P‐d Orbital Hybridization in Ag‐based Electrocatalysts for Enhanced Nitrate‐to‐Ammonia Conversion

Abstract

Considering the substantial role of ammonia, developing highly efficient electrocatalysts for nitrate‐to‐ammonia conversion has attracted increasing interest. Herein, we proposed a feasible strategy of p‐d orbital hybridization via doping p‐block metals in an Ag host, which drastically promotes the performance of nitrate adsorption and disassociation. Typically, a Sn‐doped Ag catalyst (SnAg) delivers a maximum Faradaic efficiency (FE) of 95.5 ± 1.85 % for NH3 at ‐0.4 V vs.
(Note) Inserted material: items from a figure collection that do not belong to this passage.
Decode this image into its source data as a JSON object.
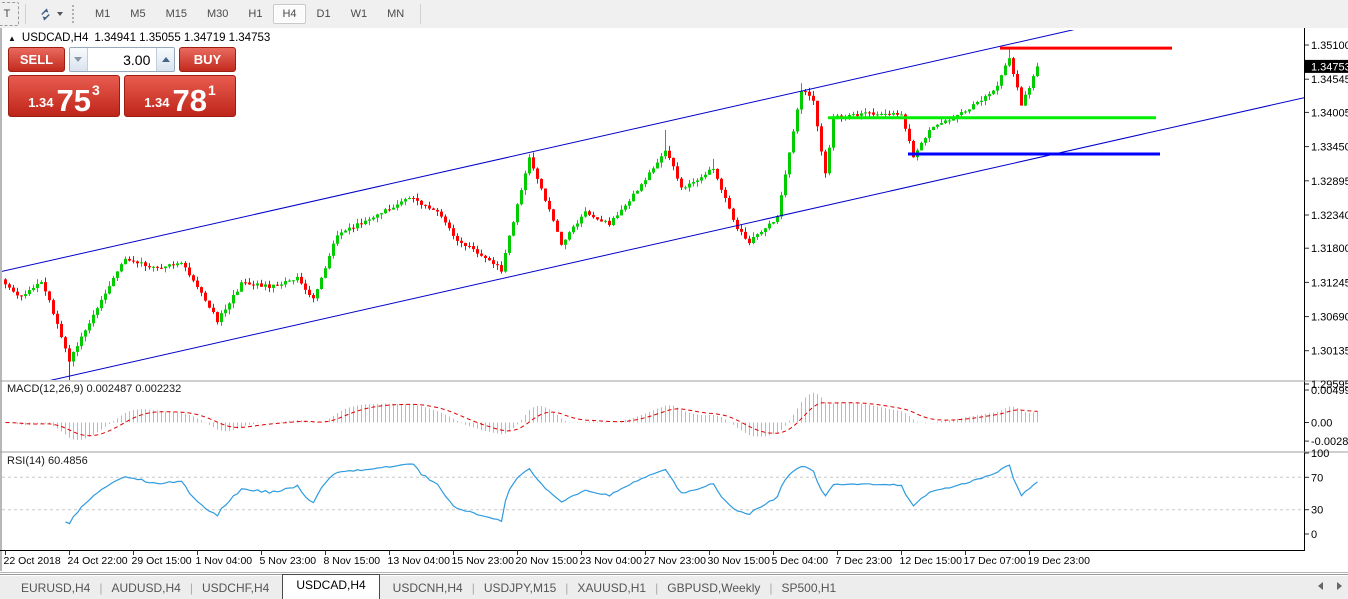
{
  "toolbar": {
    "text_tool_label": "T",
    "timeframes": [
      "M1",
      "M5",
      "M15",
      "M30",
      "H1",
      "H4",
      "D1",
      "W1",
      "MN"
    ],
    "active_timeframe": "H4"
  },
  "chart_header": {
    "collapse_arrow": "▲",
    "symbol_period": "USDCAD,H4",
    "ohlc": "1.34941 1.35055 1.34719 1.34753"
  },
  "one_click_trading": {
    "sell_label": "SELL",
    "buy_label": "BUY",
    "volume": "3.00",
    "sell_price": {
      "small": "1.34",
      "big": "75",
      "sup": "3"
    },
    "buy_price": {
      "small": "1.34",
      "big": "78",
      "sup": "1"
    }
  },
  "indicator_labels": {
    "macd": "MACD(12,26,9) 0.002487 0.002232",
    "rsi": "RSI(14) 60.4856"
  },
  "chart_data": {
    "type": "candlestick",
    "symbol": "USDCAD",
    "timeframe": "H4",
    "current_bid": "1.34753",
    "price_axis_ticks": [
      "1.35100",
      "1.34545",
      "1.34005",
      "1.33450",
      "1.32895",
      "1.32340",
      "1.31800",
      "1.31245",
      "1.30690",
      "1.30135",
      "1.29595"
    ],
    "price_anchors": [
      [
        1.351,
        45
      ],
      [
        1.29595,
        384
      ]
    ],
    "date_axis_labels": [
      "22 Oct 2018",
      "24 Oct 22:00",
      "29 Oct 15:00",
      "1 Nov 04:00",
      "5 Nov 23:00",
      "8 Nov 15:00",
      "13 Nov 04:00",
      "15 Nov 23:00",
      "20 Nov 15:00",
      "23 Nov 04:00",
      "27 Nov 23:00",
      "30 Nov 15:00",
      "5 Dec 04:00",
      "7 Dec 23:00",
      "12 Dec 15:00",
      "17 Dec 07:00",
      "19 Dec 23:00"
    ],
    "bars_per_label": 16,
    "candles": {
      "count": 259,
      "seed": 97,
      "noise": 0.0006,
      "wick": 0.0008,
      "bull_color": "#00CC00",
      "bear_color": "#FF0000",
      "close_waypoints": [
        [
          0,
          1.3121
        ],
        [
          4,
          1.31
        ],
        [
          9,
          1.3128
        ],
        [
          13,
          1.3058
        ],
        [
          16,
          1.2998
        ],
        [
          23,
          1.3085
        ],
        [
          30,
          1.3163
        ],
        [
          37,
          1.3148
        ],
        [
          44,
          1.3157
        ],
        [
          49,
          1.3108
        ],
        [
          53,
          1.3062
        ],
        [
          59,
          1.3122
        ],
        [
          67,
          1.3118
        ],
        [
          73,
          1.3131
        ],
        [
          77,
          1.3097
        ],
        [
          83,
          1.3203
        ],
        [
          91,
          1.3227
        ],
        [
          101,
          1.3262
        ],
        [
          108,
          1.3238
        ],
        [
          113,
          1.3192
        ],
        [
          119,
          1.317
        ],
        [
          124,
          1.3145
        ],
        [
          131,
          1.333
        ],
        [
          139,
          1.3187
        ],
        [
          145,
          1.324
        ],
        [
          151,
          1.3218
        ],
        [
          159,
          1.3283
        ],
        [
          165,
          1.334
        ],
        [
          169,
          1.328
        ],
        [
          172,
          1.3285
        ],
        [
          177,
          1.331
        ],
        [
          183,
          1.3212
        ],
        [
          186,
          1.319
        ],
        [
          190,
          1.3215
        ],
        [
          193,
          1.323
        ],
        [
          199,
          1.3437
        ],
        [
          202,
          1.342
        ],
        [
          205,
          1.33
        ],
        [
          207,
          1.3392
        ],
        [
          216,
          1.34
        ],
        [
          224,
          1.3398
        ],
        [
          227,
          1.333
        ],
        [
          232,
          1.338
        ],
        [
          238,
          1.3395
        ],
        [
          244,
          1.342
        ],
        [
          248,
          1.3445
        ],
        [
          251,
          1.349
        ],
        [
          254,
          1.3413
        ],
        [
          256,
          1.344
        ],
        [
          258,
          1.34753
        ]
      ],
      "spike_highs": [
        [
          165,
          1.3372
        ],
        [
          177,
          1.3325
        ],
        [
          199,
          1.3448
        ],
        [
          251,
          1.3505
        ]
      ],
      "spike_lows": [
        [
          16,
          1.2962
        ]
      ]
    },
    "annotations": {
      "channel": {
        "color": "#0000CC",
        "slope_per_bar": 0.0001465,
        "upper_price_at_bar0": 1.31431,
        "lower_price_at_bar0": 1.29483
      },
      "hlines": [
        {
          "price": 1.3505,
          "from_bar": 249,
          "to_bar": 292,
          "color": "#FF0000",
          "width": 3
        },
        {
          "price": 1.3392,
          "from_bar": 206,
          "to_bar": 288,
          "color": "#00EE00",
          "width": 3
        },
        {
          "price": 1.3333,
          "from_bar": 226,
          "to_bar": 289,
          "color": "#0000FF",
          "width": 3
        }
      ]
    },
    "macd": {
      "fast": 12,
      "slow": 26,
      "signal": 9,
      "axis_ticks": [
        [
          "0.004999",
          0.004999
        ],
        [
          "0.00",
          0
        ],
        [
          "-0.00286",
          -0.00286
        ]
      ],
      "anchors": [
        [
          0.004999,
          390
        ],
        [
          0,
          422.5
        ]
      ],
      "hist_color": "#BABABA",
      "signal_color": "#DD0000"
    },
    "rsi": {
      "period": 14,
      "axis_ticks": [
        [
          "100",
          100
        ],
        [
          "70",
          70
        ],
        [
          "30",
          30
        ],
        [
          "0",
          0
        ]
      ],
      "levels": [
        70,
        30
      ],
      "anchors": [
        [
          100,
          453
        ],
        [
          0,
          534
        ]
      ],
      "line_color": "#2E9BDF",
      "level_color": "#C8C8C8"
    }
  },
  "tabs": {
    "items": [
      "EURUSD,H4",
      "AUDUSD,H4",
      "USDCHF,H4",
      "USDCAD,H4",
      "USDCNH,H4",
      "USDJPY,M15",
      "XAUUSD,H1",
      "GBPUSD,Weekly",
      "SP500,H1"
    ],
    "active": "USDCAD,H4"
  }
}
RHE and reaches the highest NH3 yield rate to 482.3 ± 14.1 mg h‐1 mgcat.‐1. In a flow cell, the SnAg catalyst achieves a FE of 90.2 % at an ampere‐level current density of 1.1 A cm‐2 with an NH3 yield of 78.6 mg h‐1 cm‐2, during which NH3 can be further extracted to prepare struvite as high‐quality fertilizer. A mechanistic study reveals that a strong p‐d orbital hybridization effect in SnAg is beneficial for nitrite deoxygenation, a rate‐determining step for NH3 synthesis, which as a general principle, can be further extended to Bi‐ and In‐doped Ag catalysts. Moreover, when integrated into a Zn‐nitrate battery, such a SnAg cathode contributes to a superior energy density of 639 Wh L‐1, high power density of 18.1 mW cm‐2, and continuous NH3 production.